Dear Alice,

I am an insomniac. I also have very dry skin despite frequent lotioning. I have other skin problems associated with dryness and flaking. I am always tired, but as I said before, I cannot sleep, ever! I never have energy. I read somewhere that these may be the symptoms of hypothyroidism, but they don't test for it in women under 35 years of age. I am 24 years old. Could it be hypothyroidism? What else could these symptoms be about?

— Overtired and flaky

Dear Overtired and flaky,

Experiencing a slew of symptoms without a clear reason is certainly unsettling, so kudos to you for gathering some information about what might be happening. While some of your symptoms seem to mirror those of hypothyroidism, it’s also possible that there’s another cause, so getting a diagnosis from a health care provider is key. As you accurately stated, hypothyroidism tends to be more prevalent in those assigned female at birth who are over 50 years old. However, people of any age are able to develop the condition, so it’s possible to be tested, if necessary.

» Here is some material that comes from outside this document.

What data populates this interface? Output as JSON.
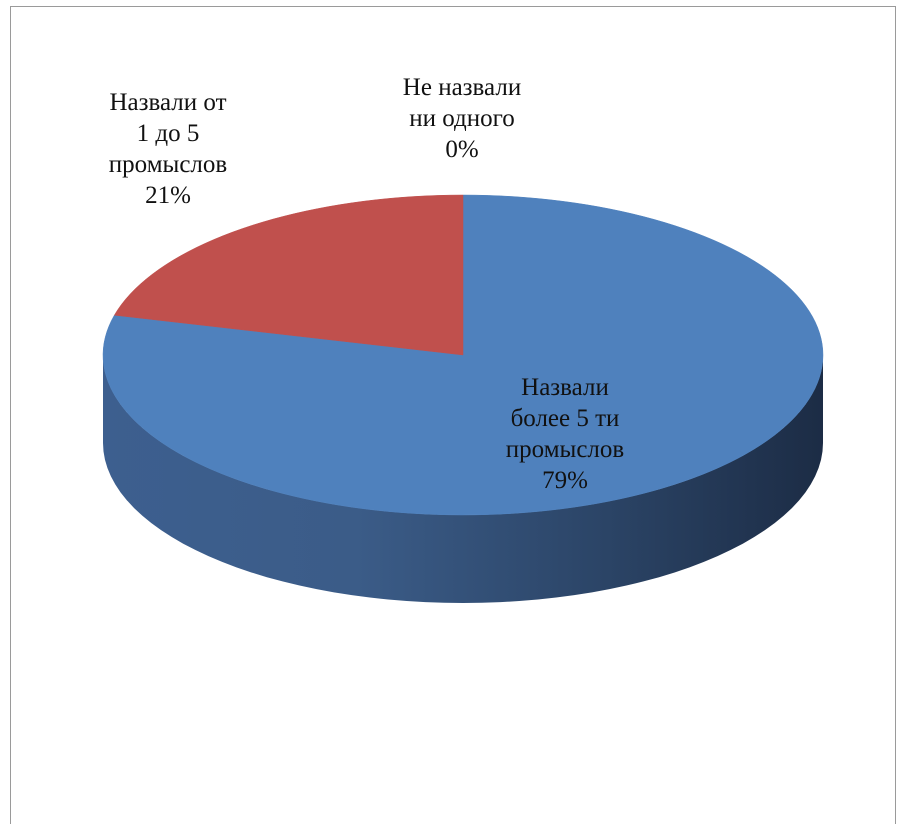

Hypothyroidism is a condition where the thyroid gland (a large, butterfly-shaped gland that sits just below the Adam's apple in the throat) is less active, leading to underproduction of certain hormones. The thyroid produces hormones known as thyroxine (or T4) and triiodothyronine (or T3) that are essential to a number of functions in the body including metabolism, protein creation, and the regulation of body temperature and heart rate. Symptoms of this condition, plus a couple you mentioned, include:

  • Dry and flaky skin
  • Fatigue
  • Hoarse voice
  • Hair loss or coarse hair
  • Muscle aches
  • Feeling cold
  • Constipation
  • Difficulty concentrating
  • Weight gain
  • Headache
  • Irregular menstruation
  • Milky discharge from breasts
  • Depression

There are a number of potential causes of hypothyroidism, some of which include:

  • Goiter, which is the enlargement of the thyroid gland
  • Autoimmune diseases, (the most common cause), in which the body develops antibodies against its own thyroid gland, such as Hashimoto’s thyroiditis, atrophic thyroiditis, Riedel’s thyroiditis, and postpartum thyroiditis
  • Iodine abnormalities, such as too much or too little in your diet
  • Thyroid surgery
  • Certain medications, such as lithium, antidepressants, and anticonvulsants
  • Radiation therapy
  • Pre-existing diseases, such as hemochromatosis, scleroderma, and amyloidosis
  • Overtreatment for hyperthyroidism, which is the over-activity of the thyroid gland
  • Pituitary gland issues, such as a pituitary tumor that keeps the gland from producing enough thyroid-stimulating hormone (TSH) to get the thyroid gland working

Both lists adapted from University of Maryland Medical Center.

Hypothyroidism screening is recommended for adults over 50 years of age, pregnant women, and infants. Although it’s not routine if you don’t fit into those groups, this certainly doesn't mean you can't be tested at all. It might be helpful to make an appointment with your provider to discuss your symptoms and they can determine it’s appropriate to get screened via a physical exam, a blood test, imaging tests like an ultrasound, or a needle aspiration biopsy of the gland. Standard treatment involves daily oral supplements of the synthetic thyroid hormone levothyroxine, which restores hormone levels and helps most people feel less symptomatic in as soon as one to two weeks.

It might also be useful to keep in mind that hypothyroidism isn’t the only cause of dry skin, insomnia, and tiredness. Similarly, hypothyroidism can cause general tiredness, but having insomnia and the resulting lethargy might be due to an unrelated condition or circumstances. Whether you have hypothyroidism or another condition, your health care provider will be able to help diagnose the underlying cause and create a treatment plan.